Fun with Big(ger) Data
I have been using databases, probably MySQL and PostgreSQL, for a variety of tasks, such as recording data from our home’s solar panels, analyzing data regarding DKIM deployment, and of course as a back-end database for wikis, blogs, and the family calendars. I have been impressed by what I have been able to do easily and quickly, but (with the possible exception of the DKIM data I was analyzing while at Cisco) I haven’t been dealing with very large databases. So when people tell me that NoSQL databases are much faster than what I have been using, I have had to take their word for it.
The breached authentication database from Adobe has been widely available on the Internet, and I was curious how a database of that size performs and if there were any interesting analytics I could extract. So I recently downloaded the database and imported it into MySQL and MongoDB, a popular NoSQL database. I’ll describe my experiences with MySQL in the rest of this blog post, and MongoDB in my next installment.
The database contains each account’s username (usually an email address), encrypted password, and in many cases a password hint. The passwords were stored in an “unsalted” form, meaning that two users with the same password will have the same encrypted password, permitting analysis of how many users have the same passwords (though we don’t know what that password is). I’m not interested in anyone’s password, although guessing common passwords from the hints used by different users has become a popular puzzle game in some groups. I’m not interested in email addresses, either. However, it’s interesting (to me) to see what the predominant email providers are, and to see the distribution of the same passwords are used, and to experiment with using the database to extract some analytics like this from such a large set of data.
The database, often referred to as users.tar.gz, uncompresses to a file just under 10 GB with about 153 million records. I wrote a simple Perl script to convert the file to a more easily importable form (fixing delimiters, removing blank lines, and splitting email addresses into username and domain). Importing this file (on my 3.33 GHz quad-core i5 with 8 GB memory) took just under 3 hours. I got quite a few warnings, primarily due to extremely long usernames and domain names that exceeded the 64-character limits I had set for those fields.

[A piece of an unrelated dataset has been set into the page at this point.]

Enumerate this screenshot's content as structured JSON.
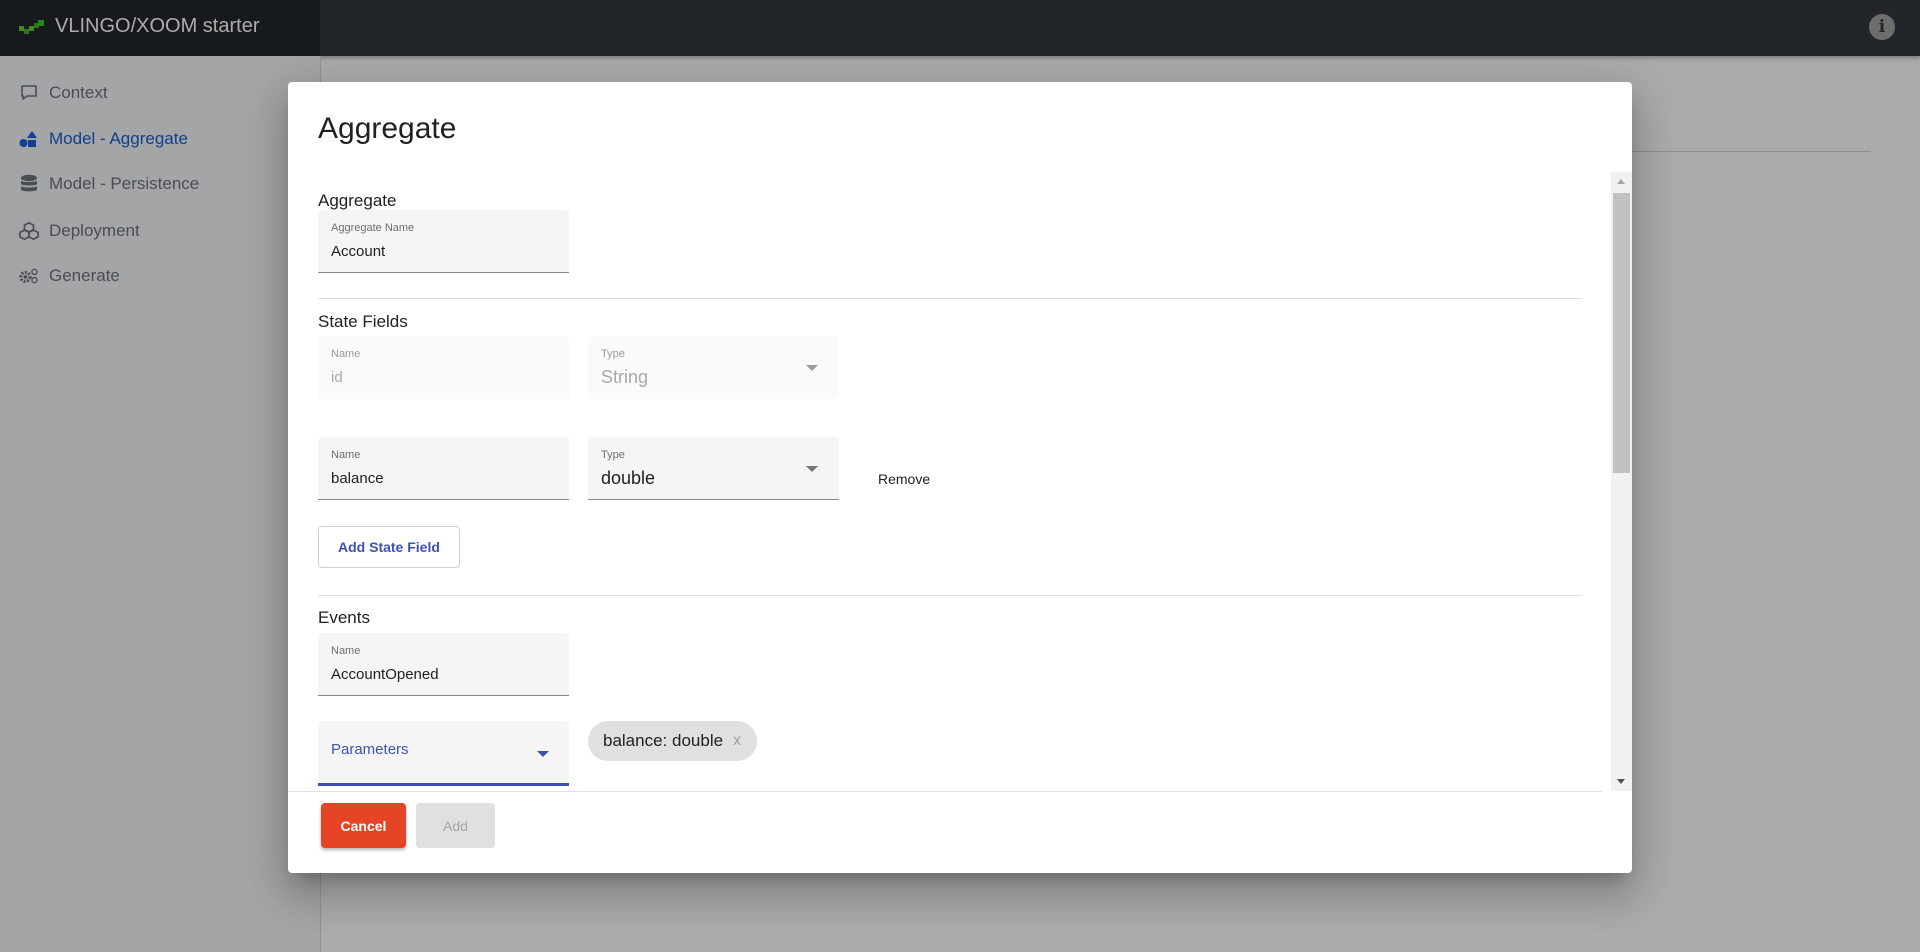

Here are a few sample timings:
|Import||LOAD DATA LOCAL INFILE “cred” INTO TABLE cred;||2 hr 58 min||152,988,966 records|
|Add index||ALTER TABLE cred ADD INDEX(domain);||2 hr 15 min||—|
|Count Cisco addresses||SELECT COUNT(*) FROM cred WHERE domain = “cisco.com”;||0.12 sec||8552 records|
|Count domains||SELECT COUNT(DISTINCT domain) FROM CRED;||9,326,005 domains||47 sec|
|Domain popularity||SELECT domain, count(*) AS count FROM cred GROUP BY domain ORDER BY count DESC LIMIT 500;||3 min 0 sec||Top domain: hotmail.com (32,571,004 records)|
|Create domain table||CREATE TABLE domains SELECT domain, COUNT(*) AS count FROM cred GROUP BY domain;||9 min 14 sec|
|Index domain table||ALTER TABLE domains ADD INDEX(domain);||5 min 40 sec|
|Null out blank hints||UPDATE cred SET hint = NULL WHERE hint = “”;||3 hr 45 min||109,305,580 blank hints|
|Password popularity||SELECT pw, COUNT(pw) as count, COUNT(hint) as hints FROM cred GROUP BY pw HAVING count>1;||See below|
One thing that is immediately obvious from looking at the domains is that the email addresses aren’t verified. Many of the domain names contain illegal characters. But it’s striking to see how many of the domains are misspelled: Hotmail.com had about 32.5 million users, but there were also 62088 hotmai.com, 23000 hotmal.com, 22171 hotmial.com, 19200 hotmil.com, 15200 hotamil.com, and so forth. Quite a study in mistypings!
I’m puzzled about the last query (password popularity). I expected that, since the database is indexed by pw, it would fairly quickly give me a count for each different pw, like the domain popularity query. I tried this with and without limits, ordering of the results, and with and without the HAVING clause eliminating unique values of pw. At first the query had terminated with a warning that it had exceeded the size of the lock table; increasing the size of a buffer pool took care of that problem. But now it has been running, very I/O bound, for 12 hours and I’m not sure why it’s taking that long when compared with the domain query. If anyone has any ideas, please respond in the comments.
Even with 153 million records, this is nowhere near the scale of many of the so-called Big Data databases, and gives me an appreciation for what they’re doing. I’m not a MySQL expert, and expect that there are more efficient ways to do the above. But I’m still impressed by how much you can do with MySQL and reasonably modest hardware.